1.33 For the purposes of section 43 of the CGA and section 5D of the FTA, if the Products and Services are being supplied and acquired in trade (as that term is defined in section 2 of the CGA), the parties agree that the provisions of the CGA and sections 9, 12A, 13 and 14(1) of the FTA have been contracted out of and do not apply to the supply of the Products and Services.

13. Binding and Enforceable Agreement

1.34 Each party warrants and represents that:

(a) it has the legal right, authority and full power to enter into, exercise its rights and perform its obligations under the Agreement;

(b) it has taken all necessary corporate and other action to authorise this execution, delivery and performance of this Agreement by that party;

(c) no further authorisation, consent or approval of any person is required as a condition of the validity of this Agreement or to give effect to the transactions contemplated by the Agreement; and

(d) this Agreement constitutes a valid and binding obligation of that party and is enforceable against that party.

14. Trusts

1.35 If any person enters into this Agreement as trustee of a trust, then that person warrants that:

(a) that person has the right to be indemnified from the assets of the trust and that right has not been lost or impaired by any action of that person including entry into this Agreement; and

(b) all of the persons who are trustees of the trust have approved entry into this Agreement.

15. Miscellaneous

1.36 No failure to exercise, and no delay in exercising, a right of any party under this Agreement will operate as a waiver of that right, nor will a single or partial exercise of a right preclude another or further exercise of that right or the exercise of another right.

1.37 No waiver by any party of its rights under this Agreement is effective unless it is in writing and signed by that party.

1.38 The Customer must not assign or otherwise dispose of, or declare a trust over or otherwise create an interest in, any or all of its rights under this Agreement without the prior written consent of the Supplier.
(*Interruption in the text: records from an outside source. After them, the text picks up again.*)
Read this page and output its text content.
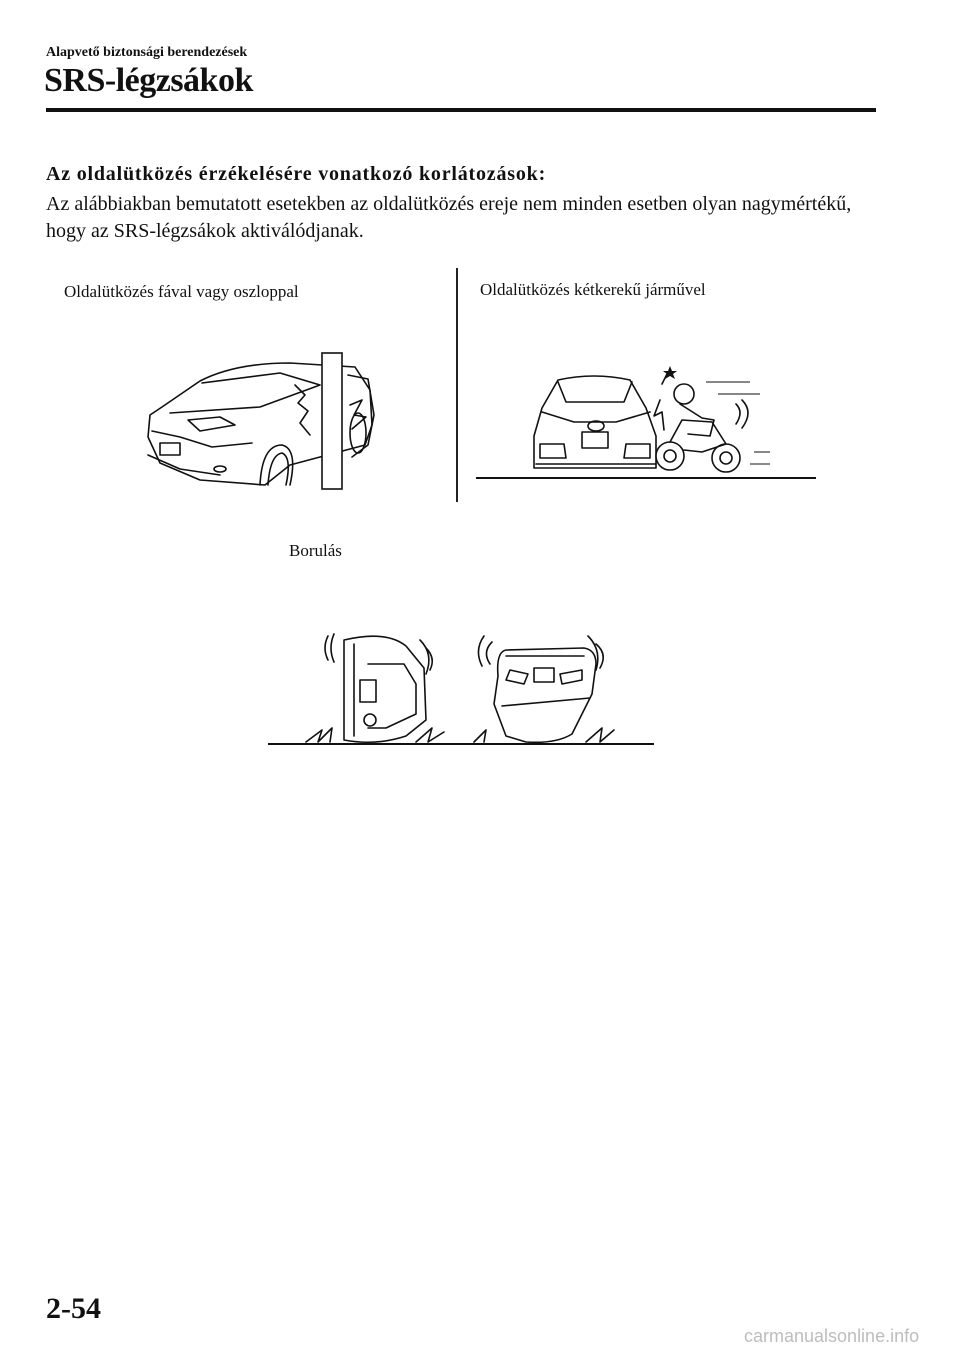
Alapvető biztonsági berendezések
SRS-légzsákok
Az oldalütközés érzékelésére vonatkozó korlátozások:
Az alábbiakban bemutatott esetekben az oldalütközés ereje nem minden esetben olyan nagymértékű, hogy az SRS-légzsákok aktiválódjanak.
Oldalütközés fával vagy oszloppal	Oldalütközés kétkerekű járművel
Borulás
2-54
carmanualsonline.info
Such consent may be withheld at the absolute discretion of the Supplier.

1.39 If any provision of this Agreement is or becomes invalid or unenforceable, that provision shall be deemed deleted from this Agreement and such invalidity or unenforceability shall not affect the other provisions of this Agreement, all of which shall remain in full force and effect to the extent permitted by law, subject to any modifications made necessary by the deletion of the invalid or unenforceable provision.

1.40 This Agreement is governed by, and is to be construed in accordance with, New Zealand law.

1.41 The parties submit to the non-exclusive jurisdiction of the courts of New Zealand in respect of all matters arising out of or relating to this Agreement, its performance or subject matter.

1.42 To the maximum extent permitted by law, this Agreement:

(a) records the entire arrangement between the parties relating to the matters dealt with in this Agreement; and

(b) supersedes all prior arrangements (whether written, oral or both) relating to such matters.